When I was growing up in the olden days, my white middle-class generation expected their lives to be the same as their parents: the dads worked while the women stayed home and had kids. We were taught that people (men) stayed in one profession their entire lives. And we (I, myself and me) were supposed to follow that pattern: study hard, do well in school, and if you were my gender, have the brain power to find the right mate and make a home; if you were the anointed gender, you chose what you wanted to do, rose up the ranks, saved money and then retired healthy and whole and comfortable.
Not so much. Wars, tragically unnecessary; protests; women’s lib (kudos Betty Freidan, Gloria Steinem, Bella Abzug); the struggle for civil rights (bless you Freedom Riders, Martin Luther King, Malcom X); recession; assassinations; partisan politics; market crashes; a generation’s rebellion, and then the next uprising and the next… change. Little and big, slow and fast, too soon and not soon enough.
When I grew up and went to Berkeley, I firsthand watched the generational shift, then covered the seismic changes for the Daily Californian. The revolution was unstoppable. Until it stopped. And then started. And then stopped. And then started again. That’s evolution, friends, not revolution, and it’s the way of the human beast.
My personal and professional evolution has followed a similar pattern – stop, start, stop, start, hold, leap, do-overs, do-agains… a human life. I’ve been comfortable and uncomfortable, been flush and hung on by a thread. I was kicked out of third grade chorus because of my singing ineptitude, but that didn’t stop me from taking – and loving – singing lessons as an adult.
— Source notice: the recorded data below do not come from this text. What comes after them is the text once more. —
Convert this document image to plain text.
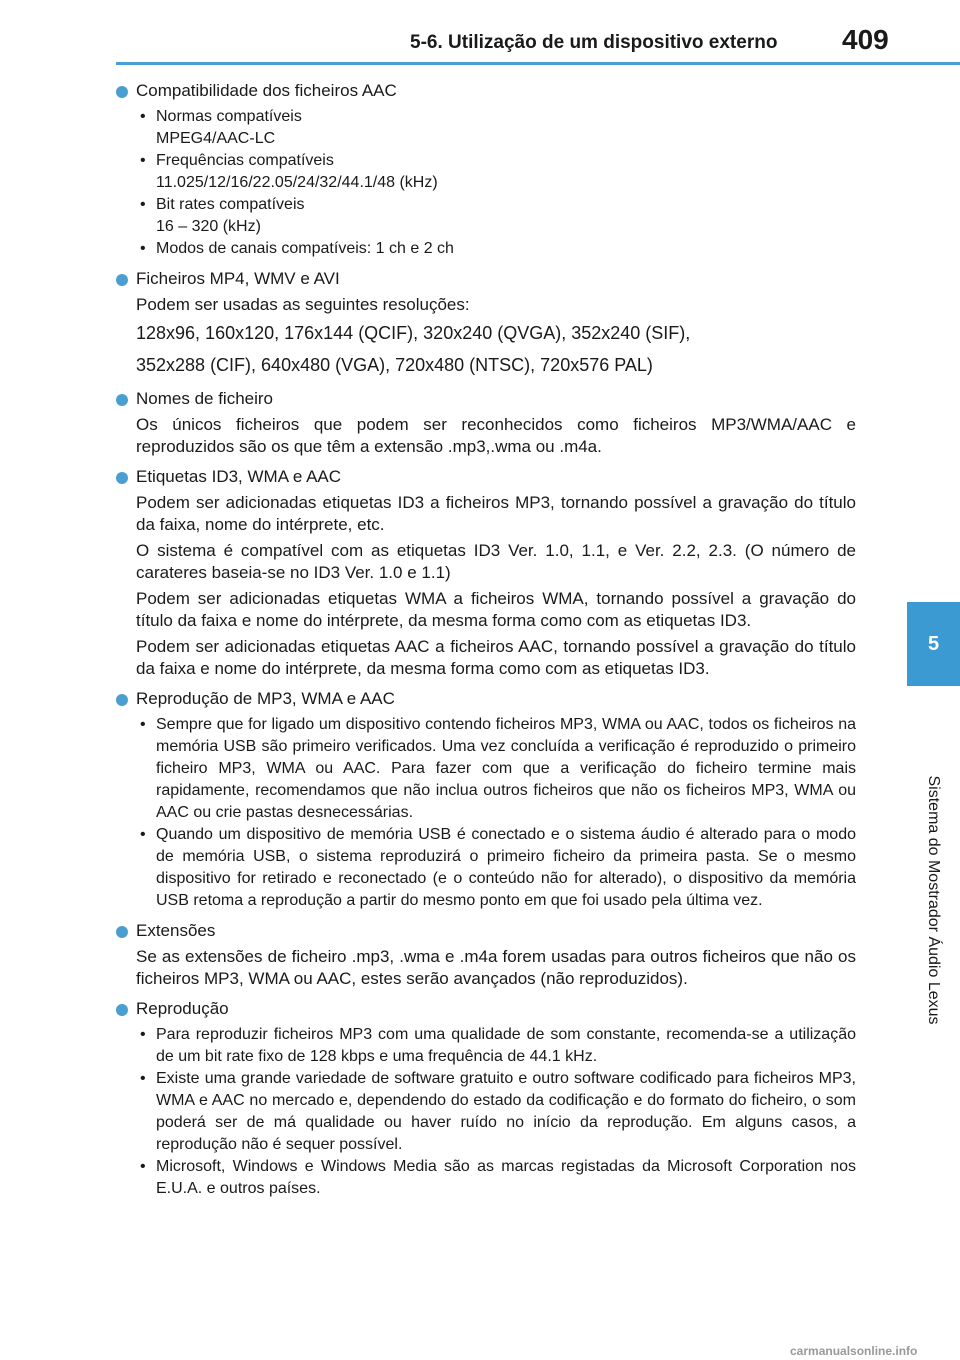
5-6. Utilização de um dispositivo externo 409
5
Sistema do Mostrador Áudio Lexus
Compatibilidade dos ficheiros AAC
• Normas compatíveis
MPEG4/AAC-LC
• Frequências compatíveis
11.025/12/16/22.05/24/32/44.1/48 (kHz)
• Bit rates compatíveis
16 – 320 (kHz)
• Modos de canais compatíveis: 1 ch e 2 ch
Ficheiros MP4, WMV e AVI
Podem ser usadas as seguintes resoluções:
128x96, 160x120, 176x144 (QCIF), 320x240 (QVGA), 352x240 (SIF),
352x288 (CIF), 640x480 (VGA), 720x480 (NTSC), 720x576 PAL)
Nomes de ficheiro
Os únicos ficheiros que podem ser reconhecidos como ficheiros MP3/WMA/AAC e reproduzidos são os que têm a extensão .mp3,.wma ou .m4a.
Etiquetas ID3, WMA e AAC
Podem ser adicionadas etiquetas ID3 a ficheiros MP3, tornando possível a gravação do título da faixa, nome do intérprete, etc.
O sistema é compatível com as etiquetas ID3 Ver. 1.0, 1.1, e Ver. 2.2, 2.3. (O número de carateres baseia-se no ID3 Ver. 1.0 e 1.1)
Podem ser adicionadas etiquetas WMA a ficheiros WMA, tornando possível a gravação do título da faixa e nome do intérprete, da mesma forma como com as etiquetas ID3.
Podem ser adicionadas etiquetas AAC a ficheiros AAC, tornando possível a gravação do título da faixa e nome do intérprete, da mesma forma como com as etiquetas ID3.
Reprodução de MP3, WMA e AAC
• Sempre que for ligado um dispositivo contendo ficheiros MP3, WMA ou AAC, todos os ficheiros na memória USB são primeiro verificados. Uma vez concluída a verificação é reproduzido o primeiro ficheiro MP3, WMA ou AAC. Para fazer com que a verificação do ficheiro termine mais rapidamente, recomendamos que não inclua outros ficheiros que não os ficheiros MP3, WMA ou AAC ou crie pastas desnecessárias.
• Quando um dispositivo de memória USB é conectado e o sistema áudio é alterado para o modo de memória USB, o sistema reproduzirá o primeiro ficheiro da primeira pasta. Se o mesmo dispositivo for retirado e reconectado (e o conteúdo não for alterado), o dispositivo da memória USB retoma a reprodução a partir do mesmo ponto em que foi usado pela última vez.
Extensões
Se as extensões de ficheiro .mp3, .wma e .m4a forem usadas para outros ficheiros que não os ficheiros MP3, WMA ou AAC, estes serão avançados (não reproduzidos).
Reprodução
• Para reproduzir ficheiros MP3 com uma qualidade de som constante, recomenda-se a utilização de um bit rate fixo de 128 kbps e uma frequência de 44.1 kHz.
• Existe uma grande variedade de software gratuito e outro software codificado para ficheiros MP3, WMA e AAC no mercado e, dependendo do estado da codificação e do formato do ficheiro, o som poderá ser de má qualidade ou haver ruído no início da reprodução. Em alguns casos, a reprodução não é sequer possível.
• Microsoft, Windows e Windows Media são as marcas registadas da Microsoft Corporation nos E.U.A. e outros países.
carmanualsonline.info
I was always the last chosen for any sport, but that didn’t stop me from taking karate at age 40. I believe that dreaming and tilting at windmills makes life worthwhile.
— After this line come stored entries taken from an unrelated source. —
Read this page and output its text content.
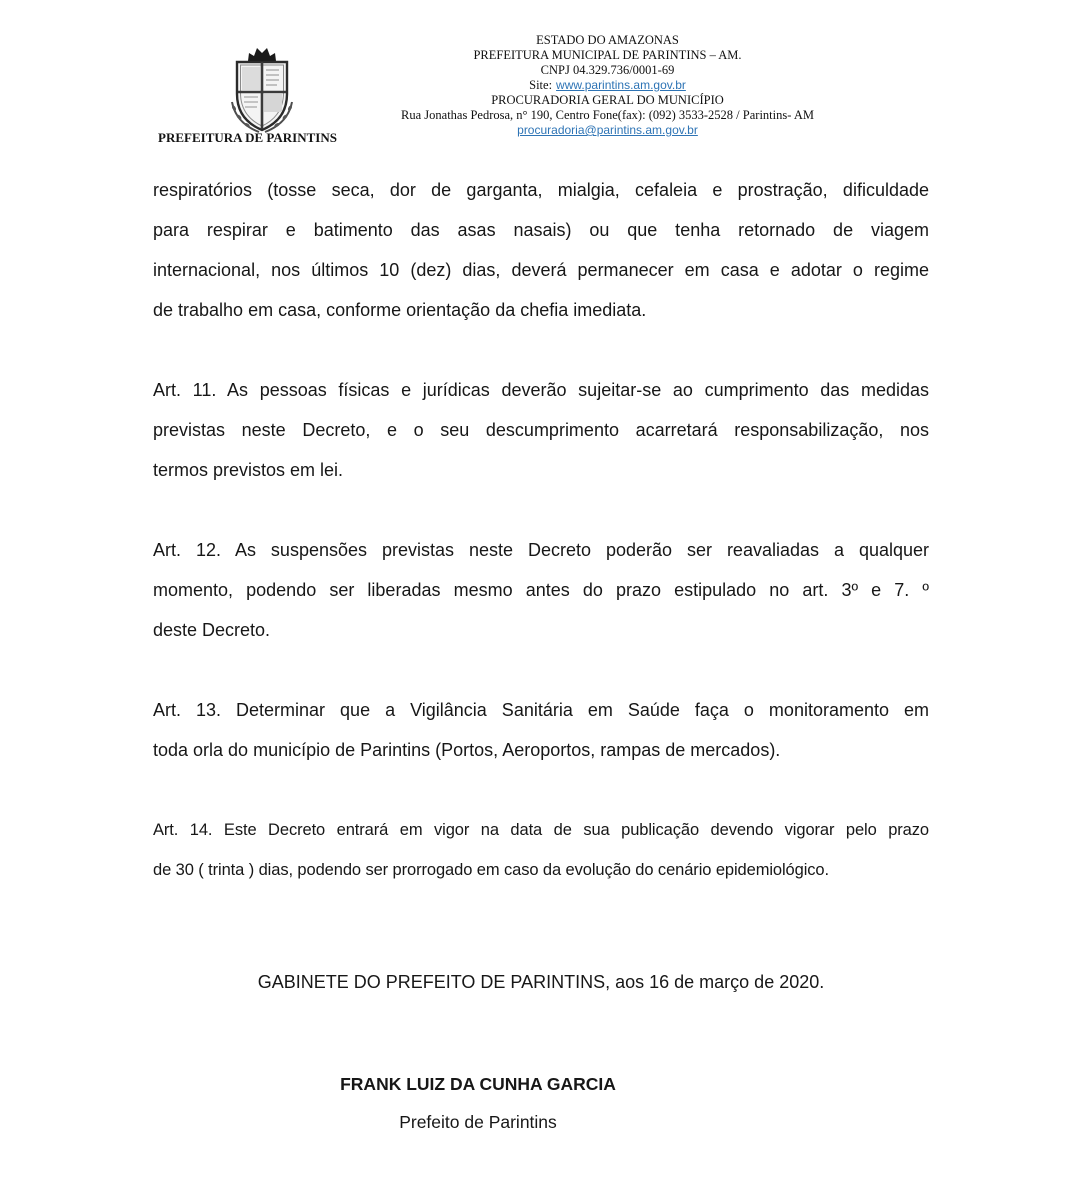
PREFEITURA DE PARINTINS
ESTADO DO AMAZONAS
PREFEITURA MUNICIPAL DE PARINTINS – AM.
CNPJ 04.329.736/0001-69
Site: www.parintins.am.gov.br
PROCURADORIA GERAL DO MUNICÍPIO
Rua Jonathas Pedrosa, n° 190, Centro Fone(fax): (092) 3533-2528 / Parintins- AM
procuradoria@parintins.am.gov.br
respiratórios (tosse seca, dor de garganta, mialgia, cefaleia e prostração, dificuldade
para respirar e batimento das asas nasais) ou que tenha retornado de viagem
internacional, nos últimos 10 (dez) dias, deverá permanecer em casa e adotar o regime
de trabalho em casa, conforme orientação da chefia imediata.
Art. 11. As pessoas físicas e jurídicas deverão sujeitar-se ao cumprimento das medidas
previstas neste Decreto, e o seu descumprimento acarretará responsabilização, nos
termos previstos em lei.
Art. 12. As suspensões previstas neste Decreto poderão ser reavaliadas a qualquer
momento, podendo ser liberadas mesmo antes do prazo estipulado no art. 3º e 7. º
deste Decreto.
Art. 13. Determinar que a Vigilância Sanitária em Saúde faça o monitoramento em
toda orla do município de Parintins (Portos, Aeroportos, rampas de mercados).
Art. 14. Este Decreto entrará em vigor na data de sua publicação devendo vigorar pelo prazo
de 30 ( trinta ) dias, podendo ser prorrogado em caso da evolução do cenário epidemiológico.
GABINETE DO PREFEITO DE PARINTINS, aos 16 de março de 2020.
FRANK LUIZ DA CUNHA GARCIA
Prefeito de Parintins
I am a proud union member, and have been since 1977. I’ve been a receptionist; a WGA Guild committee member and a PGA Board member; volunteered as a student mentor; produced and written television; created film scripts that live but have never seen the light; volunteered for political campaigns; been a legal secretary; an economic associate for a Chamber of Commerce (fooled them on that one); worked as the right hand for the owner of a Major League baseball team; and written a novel.
I’ve practiced many professions, but at my heart’s core I am and have been one thing: a writer. So, welcome, and please enjoy my thoughts, my characters, my stories, and soon, my novel.